Find missing number in grid.

Question

I'm solving a missing number in square problem. I have tried multiple ways but haven't been able to find any common rule. My attempts are-

1. $((5+7+6)+1) \times 6=114$
2. $4 \times ((3+5)+1) = 36$

Please refer to Question number $39$ in below image.

Answer 1

The following rule gives a unique answer which is among the choices. Whether it is the rule they were looking for....who knows.

The rule is (not including the bottom row):

Multiply all numbers in a column. Add to this value the sum of all numbers in the column which are unique. Divide the resulting value by $2$ to get the value at the bottom row.

This gives the answer $4$, i.e. A.

Let's check if this rule works for each column.

Column 1, value in last row:

$$Value = \frac{3*5*4+3+5+4}{2} = \frac{72}{2} = 36$$

Column 2, value in last row:

$$Value = \frac{4*4*4}{2} = \frac{64}{2} = 32$$

Column 3, value in last row:

$$Value = \frac{5*7*6+5+7+6}{2} = \frac{228}{2} = 114$$

Works!

Answer 2

I can not ####ing believe they still teach math this way!

The hallmark of an intelligent student should be the realization that assumed rules use assumptions that may or may not be valid and therefore any conclusion can not be certain.
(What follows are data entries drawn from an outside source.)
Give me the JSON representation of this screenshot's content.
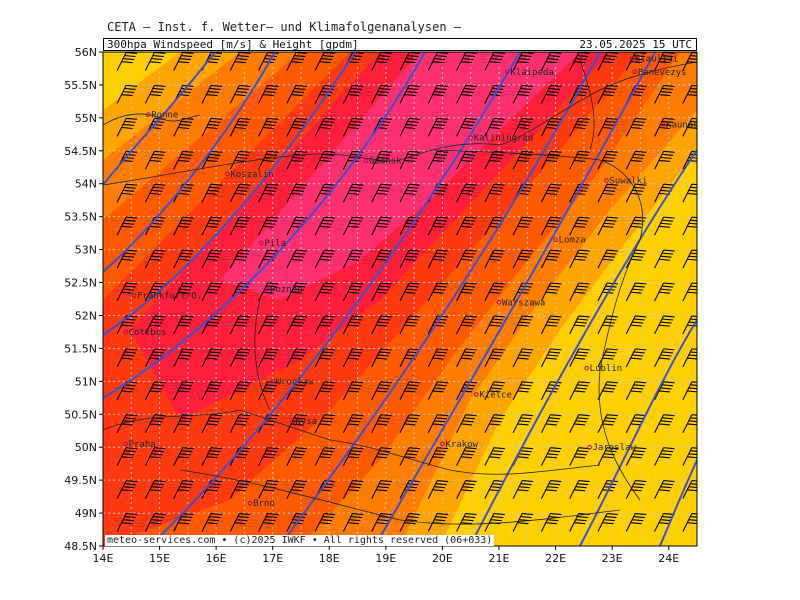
{
  "header": {
    "institute": "CETA — Inst. f. Wetter— und Klimafolgenanalysen —",
    "chart_title": "300hpa Windspeed [m/s] & Height [gpdm]",
    "timestamp": "23.05.2025 15 UTC"
  },
  "footer": {
    "credit": "meteo-services.com • (c)2025 IWKF • All rights reserved (06+033)"
  },
  "chart_data": {
    "type": "heatmap",
    "xlim": [
      14,
      24.5
    ],
    "ylim": [
      48.5,
      56
    ],
    "x_ticks": [
      "14E",
      "15E",
      "16E",
      "17E",
      "18E",
      "19E",
      "20E",
      "21E",
      "22E",
      "23E",
      "24E"
    ],
    "y_ticks": [
      "56N",
      "55.5N",
      "55N",
      "54.5N",
      "54N",
      "53.5N",
      "53N",
      "52.5N",
      "52N",
      "51.5N",
      "51N",
      "50.5N",
      "50N",
      "49.5N",
      "49N",
      "48.5N"
    ],
    "grid": true,
    "colors": {
      "fill_low": "#ffd000",
      "fill_mid": "#ff5a00",
      "fill_high": "#ff2a6a",
      "contour": "#3d4fd6",
      "grid": "#c8c8c8"
    },
    "cities": [
      {
        "name": "Ronne",
        "lon": 14.8,
        "lat": 55.05
      },
      {
        "name": "Klaipeda",
        "lon": 21.15,
        "lat": 55.7
      },
      {
        "name": "Siauliai",
        "lon": 23.35,
        "lat": 55.9
      },
      {
        "name": "Panevezys",
        "lon": 23.4,
        "lat": 55.7
      },
      {
        "name": "Kaunas",
        "lon": 23.9,
        "lat": 54.9
      },
      {
        "name": "Kaliningrad",
        "lon": 20.5,
        "lat": 54.7
      },
      {
        "name": "Gdansk",
        "lon": 18.65,
        "lat": 54.35
      },
      {
        "name": "Koszalin",
        "lon": 16.2,
        "lat": 54.15
      },
      {
        "name": "Suwalki",
        "lon": 22.9,
        "lat": 54.05
      },
      {
        "name": "Pila",
        "lon": 16.8,
        "lat": 53.1
      },
      {
        "name": "Lomza",
        "lon": 22.0,
        "lat": 53.15
      },
      {
        "name": "Frankfurt/O.",
        "lon": 14.55,
        "lat": 52.3
      },
      {
        "name": "Poznan",
        "lon": 16.9,
        "lat": 52.4
      },
      {
        "name": "Warszawa",
        "lon": 21.0,
        "lat": 52.2
      },
      {
        "name": "Cottbus",
        "lon": 14.4,
        "lat": 51.75
      },
      {
        "name": "Lublin",
        "lon": 22.55,
        "lat": 51.2
      },
      {
        "name": "Wroclaw",
        "lon": 17.0,
        "lat": 51.0
      },
      {
        "name": "Kielce",
        "lon": 20.6,
        "lat": 50.8
      },
      {
        "name": "Praha",
        "lon": 14.4,
        "lat": 50.05
      },
      {
        "name": "Nysa",
        "lon": 17.35,
        "lat": 50.4
      },
      {
        "name": "Krakow",
        "lon": 20.0,
        "lat": 50.05
      },
      {
        "name": "Jaroslaw",
        "lon": 22.6,
        "lat": 50.0
      },
      {
        "name": "Brno",
        "lon": 16.6,
        "lat": 49.15
      }
    ]
  }
}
Therefore the development of any good mathematician is to stop making assumptions. These "find the rules" do the exact opposite.

And any mathematician eventually learns that rules may be constructed for any finite set of points... which means I can put in ANY answer into the square an define a rule that will fit them all. (That was actually the tongue in cheek intent of Jan's answer--- you can algebraicly create a polynomial that will give any answer you want.) Indeed this is fundamental to the concept of "function". The "mathematicians" who make these exercises should know that but instead they teach absolute falsehoods and sloppy thinking to innocent students. It ####es me off so much!

Okay.... calm down.

It's just a puzzle. And puzzles are fun. And the goal is to find a simple rule (Jan's rules are not "simple".) ....

But that's not MATH! That's puzzles. "Simple" is not well-defined and it isn't at all clear what the consider simple. And to find a rule counts on intuition and .... when you get down to it, you can not teach intuition. And if you try, you end up teaching students rote rules that leave them totally helpless and with recourse if the question takes even the slightest altercation.

There was study done in the 80's about how students do word problems. The gave students the question: "Malcolm left has a car. He drove is car 7 miles. Then he turned right and drove 2 miles. How many miles did Mr. Left drive?" Many students answered ... 5. Why? Because the man's name was Mr. Left and "left" means subtraction, of course!

This type of math teaching is no different.

Anyway... So I look at your square.... I don't see it either. I think the line with 36, 32, and 114 and so much larger than the other rows that the rule must lie in the columns. Somehow 3,5,and 4 make 36; ?,4,4 make 32, and 5, 7 and 6 make 114. But I'm damned if I see it. (I do see that 4 divides 36. 4 divides 32 and 6 divides 114 but I don't see any way that relates.)

So don't worry. If you can't do this it doesn't mean you can't do math. It means you can't do puzzles. ... Well, no it doesn't. It means you can't do this puzzle. And neither can many other people here.

Answer 3

There is nothing mathematical in your question except that numbers are being added. There probably exists infinity of solutions to your problem. One way to solve it is to write the 'rule' your question mentions (note that the rule is completely arbitrary) as $$\begin{aligned} 3a+5b+4c=36\\ xa+4b+4c=32\\ 5a+7b+6c=114\\ \end{aligned}$$ and solve this system of equations for fixed $x$. The solution is $a=\frac{124}{4-x}$, $b=-120+\frac{124}{4-x}$ and $c=159-\frac{248}{4-x}$. When, for example, $x=1$ this collapses to $a=124$, $b=4$ and $c=-89$.